Catherine looked up. Mind Yulric was standing over her once more, mocking her with a little wink.

“Bastard!”
she screamed, running and flinging herself at him.
“Goddamned bastard!”

She hit him, but without the will to do much else, she just sort of melted down his front in a pile of sobs. He knelt down beside her.

“You can only control your body by inhabiting its image in your mind, but you can only maintain that image through my sight,” he explained. Catherine looked through tear-filled eyes up into Yulric’s face. It was cold and hard but free of malice. What she had taken as a wink was clearly something more. The vampire’s left eye remained closed.

“So”—Catherine cried—“what does that m-mean?”

“Sacrifice,” said the vampire, his voice echoing through the blackness of her mind. “On both our parts.”

“What kind of sacrifice?” she asked.

“The very oldest,” he told her, lowering his gaze.

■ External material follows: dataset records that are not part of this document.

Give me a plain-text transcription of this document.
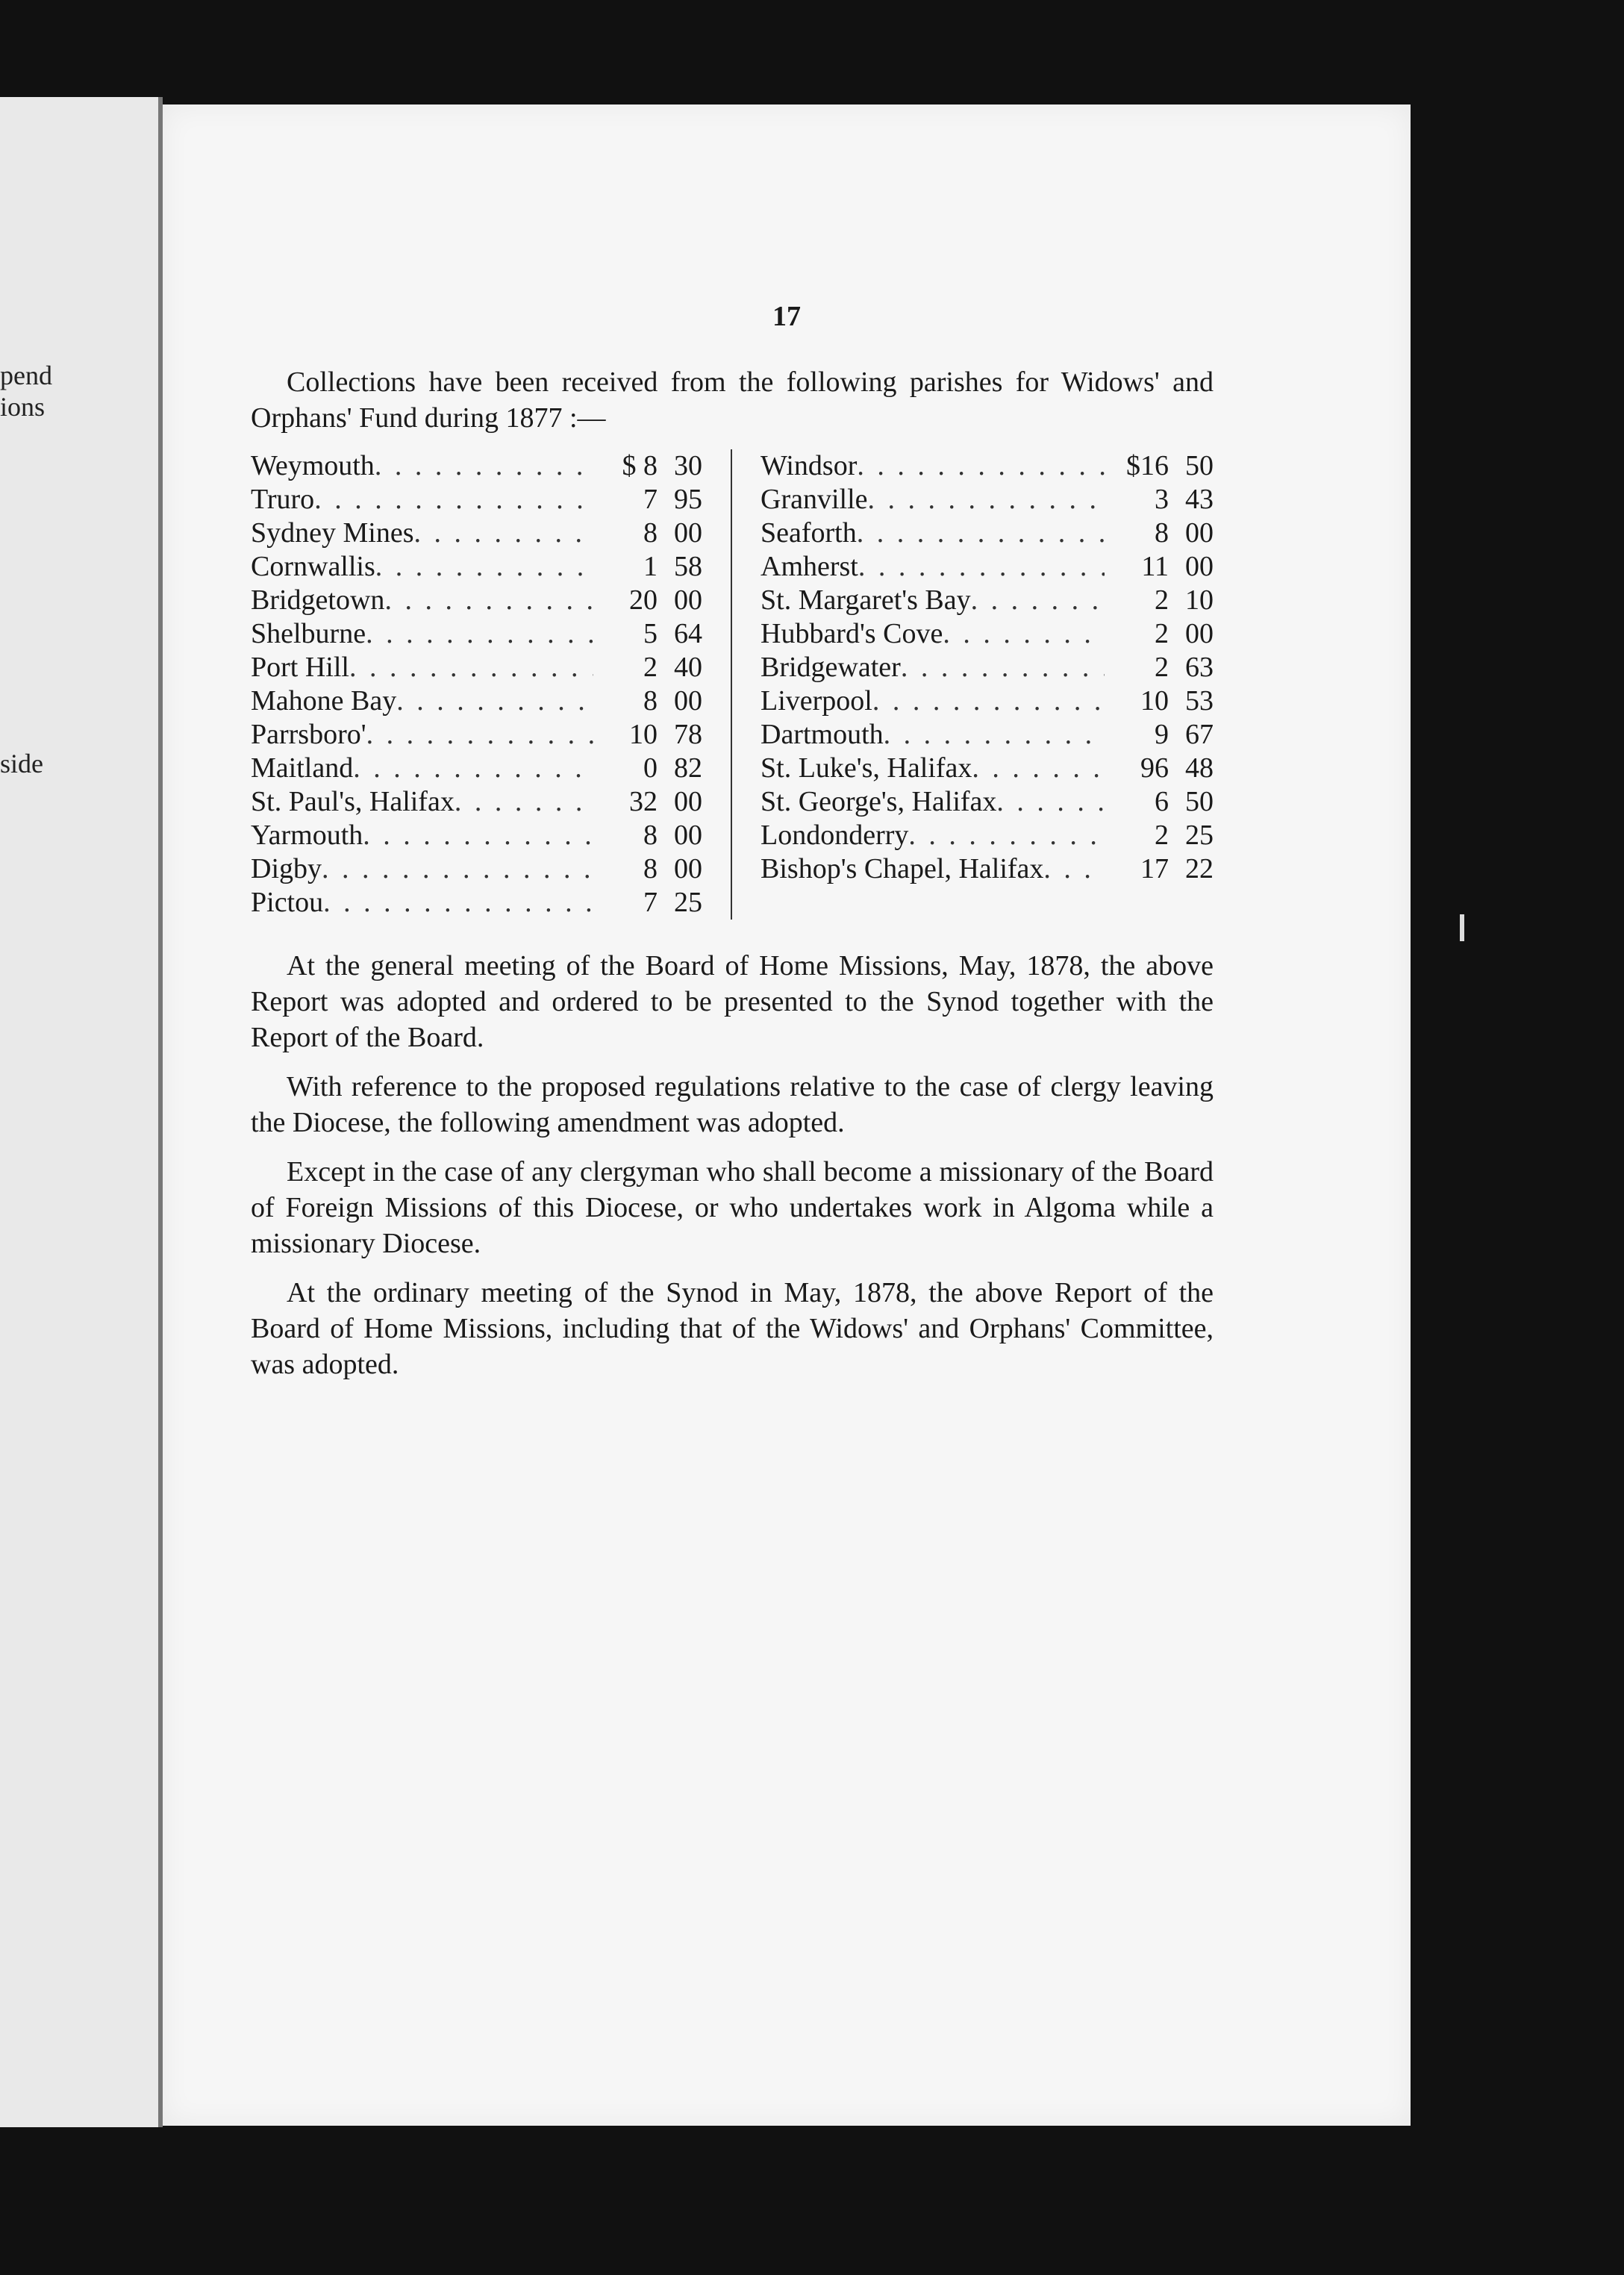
pend
ions
side
17

Collections have been received from the following parishes for Widows' and Orphans' Fund during 1877 :—

Weymouth . . .	$ 8 30
Truro . . .	7 95
Sydney Mines . . .	8 00
Cornwallis . . .	1 58
Bridgetown . . .	20 00
Shelburne . . .	5 64
Port Hill . . .	2 40
Mahone Bay . . .	8 00
Parrsboro' . . .	10 78
Maitland . . .	0 82
St. Paul's, Halifax . . .	32 00
Yarmouth . . .	8 00
Digby . . .	8 00
Pictou . . .	7 25
Windsor . . .	$16 50
Granville . . .	3 43
Seaforth . . .	8 00
Amherst . . .	11 00
St. Margaret's Bay . . .	2 10
Hubbard's Cove . . .	2 00
Bridgewater . . .	2 63
Liverpool . . .	10 53
Dartmouth . . .	9 67
St. Luke's, Halifax . . .	96 48
St. George's, Halifax . . .	6 50
Londonderry . . .	2 25
Bishop's Chapel, Halifax . . .	17 22

At the general meeting of the Board of Home Missions, May, 1878, the above Report was adopted and ordered to be presented to the Synod together with the Report of the Board.

With reference to the proposed regulations relative to the case of clergy leaving the Diocese, the following amendment was adopted.

Except in the case of any clergyman who shall become a missionary of the Board of Foreign Missions of this Diocese, or who undertakes work in Algoma while a missionary Diocese.

At the ordinary meeting of the Synod in May, 1878, the above Report of the Board of Home Missions, including that of the Widows' and Orphans' Committee, was adopted.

Hers followed suit and fell upon his balled-up left hand, which unfurled to reveal its contents—a clouded eyeball with a pinprick black pupil.

“An eye for an eye,” he said.

Catherine understood. This was the price of feeling, of moving, of being alive, truly alive. One measly eye.

“Yes,” she agreed.

The vampire picked her back up off the floor of her mind.

“It shall be quick. You will not feel it,” he said as he faded back into the real world.

“Be seeing you,” she called after him. That single eye rolled in its socket. Catherine smiled and closed her own. Then, she opened them and got up.